The Task Force on Housing Affordability report, released Monday, also suggested making transit hubs the priority for locating major new affordable housing developments and creating incentives for other newly built housing to be “suite ready,” increasing the potential for new secondary suites.
Robertson told a news conference marking the report’s release that the solution lies in building more than just highrises and houses.
"The term that came up repeatedly was "gentle" density and making sure that we use new forms of housing like stacked townhouses, row houses," Robertson said.
The townhouses and row-homes could be placed in “transition zones,” to have better neighbourhood continuity between large towers and single-family homes, the report said.
Robertson said Vancouver can also look at creating more affordable rental units on city owned properties.
"We want to look at how we renew the housing on the existing city assets and whether there is an opportunity to add more in some place and certainly to refurbish housing stock that is in decline."
The report suggests actual building on public land would be carried out by private sector partners, but the sale price of units would be considerably lower because of the subsidized property costs.
Former mayor Sam Sullivan said Monday doesn't think much of the "gentle" density concept and wants to see more areas made as dense as possible, as soon as possible.

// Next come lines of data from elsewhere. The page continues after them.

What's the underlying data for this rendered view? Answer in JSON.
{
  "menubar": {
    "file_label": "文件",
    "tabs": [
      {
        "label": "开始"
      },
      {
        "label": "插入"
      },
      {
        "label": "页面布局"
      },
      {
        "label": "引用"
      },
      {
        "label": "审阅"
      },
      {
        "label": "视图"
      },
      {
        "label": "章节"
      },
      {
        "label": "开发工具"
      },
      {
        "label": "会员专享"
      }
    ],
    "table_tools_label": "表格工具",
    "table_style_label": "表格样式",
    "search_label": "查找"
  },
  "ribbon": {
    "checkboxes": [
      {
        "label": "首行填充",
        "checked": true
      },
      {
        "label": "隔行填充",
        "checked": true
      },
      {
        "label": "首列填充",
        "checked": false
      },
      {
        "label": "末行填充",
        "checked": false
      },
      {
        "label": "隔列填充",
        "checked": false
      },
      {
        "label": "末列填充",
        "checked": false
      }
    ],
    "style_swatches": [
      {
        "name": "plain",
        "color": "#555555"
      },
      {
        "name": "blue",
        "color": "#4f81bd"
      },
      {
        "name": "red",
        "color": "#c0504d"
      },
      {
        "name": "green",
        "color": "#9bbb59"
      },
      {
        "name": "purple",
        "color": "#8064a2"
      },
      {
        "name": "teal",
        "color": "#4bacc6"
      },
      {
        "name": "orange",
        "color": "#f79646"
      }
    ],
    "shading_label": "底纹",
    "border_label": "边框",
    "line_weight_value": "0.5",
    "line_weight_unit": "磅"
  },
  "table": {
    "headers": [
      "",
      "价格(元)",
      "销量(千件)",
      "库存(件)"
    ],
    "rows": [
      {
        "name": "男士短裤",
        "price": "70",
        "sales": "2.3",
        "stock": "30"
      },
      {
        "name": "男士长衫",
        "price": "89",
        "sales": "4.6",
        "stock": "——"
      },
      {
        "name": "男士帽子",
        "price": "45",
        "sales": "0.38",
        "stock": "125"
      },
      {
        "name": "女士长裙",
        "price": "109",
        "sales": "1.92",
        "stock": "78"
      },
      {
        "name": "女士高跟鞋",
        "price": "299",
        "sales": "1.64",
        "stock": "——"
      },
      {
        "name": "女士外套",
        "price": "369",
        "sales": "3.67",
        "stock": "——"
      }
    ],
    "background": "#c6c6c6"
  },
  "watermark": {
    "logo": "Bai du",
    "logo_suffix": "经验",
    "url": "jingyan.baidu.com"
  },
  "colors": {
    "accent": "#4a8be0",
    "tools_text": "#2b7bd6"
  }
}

"It [would] improve the city, bring down prices and will definitely improve the environment," Sullivan said.
Task force contributor and developer Michael Geller said Robertson’s vision is a step in the right direction, but just a step.
"It won't create an affordable Vancouver, which is the title of this report, but it may create a more affordable Vancouver," Geller said.
Nearly 40 per cent of households in the city spend more than one-third of their income on housing, and many don't have incomes to even buy a modest condo, the report said.